Kritik Politik-Spielfilm: Im Schatten der Macht (2003, von Oliver Storz) – 7 Sterne – mit Video


Der Film erzählt in zweimal knapp 90 Minuten, wie Bundeskanzler Willy Brandt 1974 wegen der Guillaume-Spionageaffäre und Frauengerüchten zurücktreten musste.
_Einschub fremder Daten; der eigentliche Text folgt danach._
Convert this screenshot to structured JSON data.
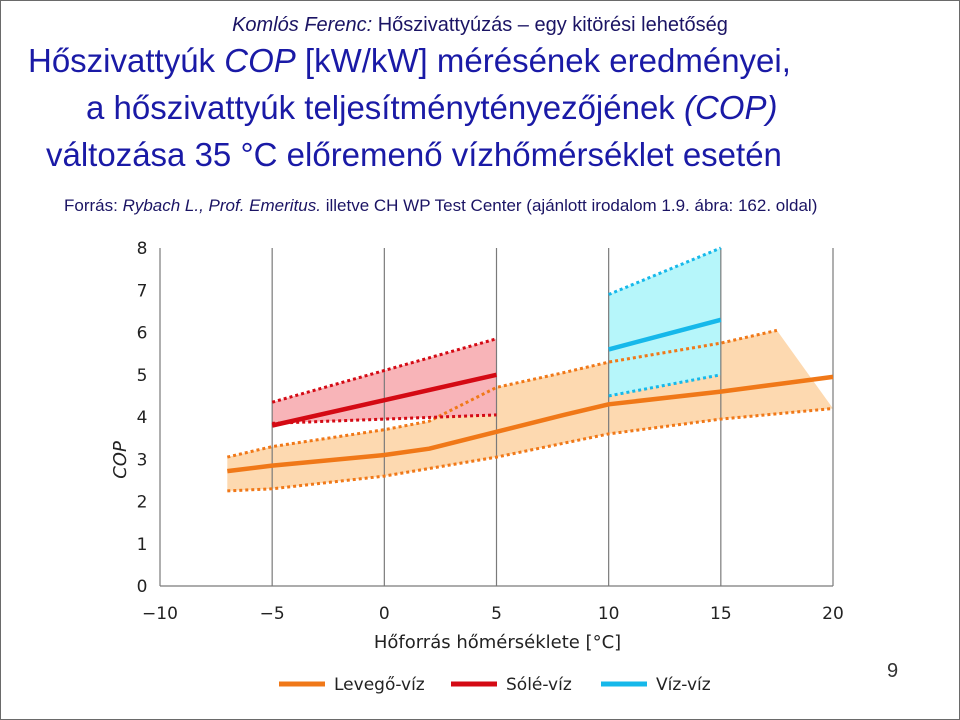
{
  "header": {
    "author": "Komlós Ferenc:",
    "topic": "Hőszivattyúzás – egy kitörési lehetőség"
  },
  "title": {
    "line1_part1": "Hőszivattyúk ",
    "line1_cop": "COP",
    "line1_part2": " [kW/kW] mérésének eredményei,",
    "line2_part1": "a hőszivattyúk teljesítménytényezőjének ",
    "line2_cop": "(COP)",
    "line3": "változása 35 °C előremenő vízhőmérséklet esetén"
  },
  "source": {
    "prefix": "Forrás: ",
    "author": "Rybach L., Prof. Emeritus.",
    "rest": "  illetve CH WP Test Center (ajánlott irodalom 1.9. ábra: 162. oldal)"
  },
  "page_number": "9",
  "chart_data": {
    "type": "line",
    "xlabel": "Hőforrás hőmérséklete [°C]",
    "ylabel": "COP",
    "xlim": [
      -10,
      20
    ],
    "ylim": [
      0,
      8
    ],
    "x_ticks": [
      -10,
      -5,
      0,
      5,
      10,
      15,
      20
    ],
    "x_tick_labels": [
      "−10",
      "−5",
      "0",
      "5",
      "10",
      "15",
      "20"
    ],
    "y_ticks": [
      0,
      1,
      2,
      3,
      4,
      5,
      6,
      7,
      8
    ],
    "y_tick_labels": [
      "0",
      "1",
      "2",
      "3",
      "4",
      "5",
      "6",
      "7",
      "8"
    ],
    "grid": "vertical",
    "legend_position": "bottom",
    "series": [
      {
        "name": "Levegő-víz",
        "color": "#f07818",
        "band_color": "#fdd9b0",
        "band_edge_color": "#f07818",
        "mean": [
          [
            -7,
            2.72
          ],
          [
            -5,
            2.85
          ],
          [
            0,
            3.1
          ],
          [
            2,
            3.25
          ],
          [
            5,
            3.65
          ],
          [
            8,
            4.05
          ],
          [
            10,
            4.3
          ],
          [
            15,
            4.6
          ],
          [
            20,
            4.95
          ]
        ],
        "upper": [
          [
            -7,
            3.05
          ],
          [
            -5,
            3.3
          ],
          [
            0,
            3.7
          ],
          [
            2,
            3.9
          ],
          [
            5,
            4.7
          ],
          [
            8,
            5.05
          ],
          [
            10,
            5.3
          ],
          [
            15,
            5.75
          ],
          [
            17.5,
            6.05
          ]
        ],
        "lower": [
          [
            -7,
            2.25
          ],
          [
            -5,
            2.3
          ],
          [
            0,
            2.6
          ],
          [
            5,
            3.05
          ],
          [
            10,
            3.6
          ],
          [
            15,
            3.95
          ],
          [
            20,
            4.2
          ]
        ],
        "band": [
          [
            -7,
            2.25
          ],
          [
            -7,
            3.05
          ],
          [
            -5,
            3.3
          ],
          [
            0,
            3.7
          ],
          [
            2,
            3.9
          ],
          [
            5,
            4.7
          ],
          [
            8,
            5.05
          ],
          [
            10,
            5.3
          ],
          [
            15,
            5.75
          ],
          [
            17.5,
            6.05
          ],
          [
            20,
            4.2
          ],
          [
            15,
            3.95
          ],
          [
            10,
            3.6
          ],
          [
            5,
            3.05
          ],
          [
            0,
            2.6
          ],
          [
            -5,
            2.3
          ]
        ]
      },
      {
        "name": "Sólé-víz",
        "color": "#d40a14",
        "band_color": "#f8b4b8",
        "band_edge_color": "#d40a14",
        "mean": [
          [
            -5,
            3.8
          ],
          [
            5,
            5.0
          ]
        ],
        "upper": [
          [
            -5,
            4.35
          ],
          [
            5,
            5.85
          ]
        ],
        "lower": [
          [
            -5,
            3.85
          ],
          [
            5,
            4.05
          ]
        ]
      },
      {
        "name": "Víz-víz",
        "color": "#16b8ea",
        "band_color": "#b6f6fa",
        "band_edge_color": "#16b8ea",
        "mean": [
          [
            10,
            5.6
          ],
          [
            15,
            6.3
          ]
        ],
        "upper": [
          [
            10,
            6.9
          ],
          [
            15,
            8.0
          ]
        ],
        "lower": [
          [
            10,
            4.5
          ],
          [
            15,
            5.0
          ]
        ]
      }
    ]
  }
}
Das ist spannend zumindest für alle, die mit den Vorgängen noch vertraut sind. Allerdings:

Regisseur/Autor Oliver Storz und Produzentin Regina Ziegler dramatisieren übertrieben. Ständig erscheinen selbstwichtig zerfurchte Gesichter in Nahaufnahme und Halbdunkel, hinter spiegelnden Scheiben und Rauchschwaden; auch die Ministerzimmer liegen stets in unnatürlichem Halbdunkel; Agenten treffen sich in strömendem Regen auf nächtlichen Parkplätzen; schwarze Benze gleiten staatstragend durch graues Land. Jazzgröße Klaus Doldinger liefert einen vielstimmigen, hochwertigen Soundtrack, der jedoch zu oft und zu dräuend erklingt; dazu kommen eindrucksvolle, gut geplante Kamerafahrten; Noir in Bonn?

Interessant: Willy-Brandt-Sohn Matthias Brandt spielt den Spion Guillaume, über den sein Vater Willy Brandt als Kanzler einst stürzte. Und im Film erscheint Matthias kurz als Zwölfjähriger.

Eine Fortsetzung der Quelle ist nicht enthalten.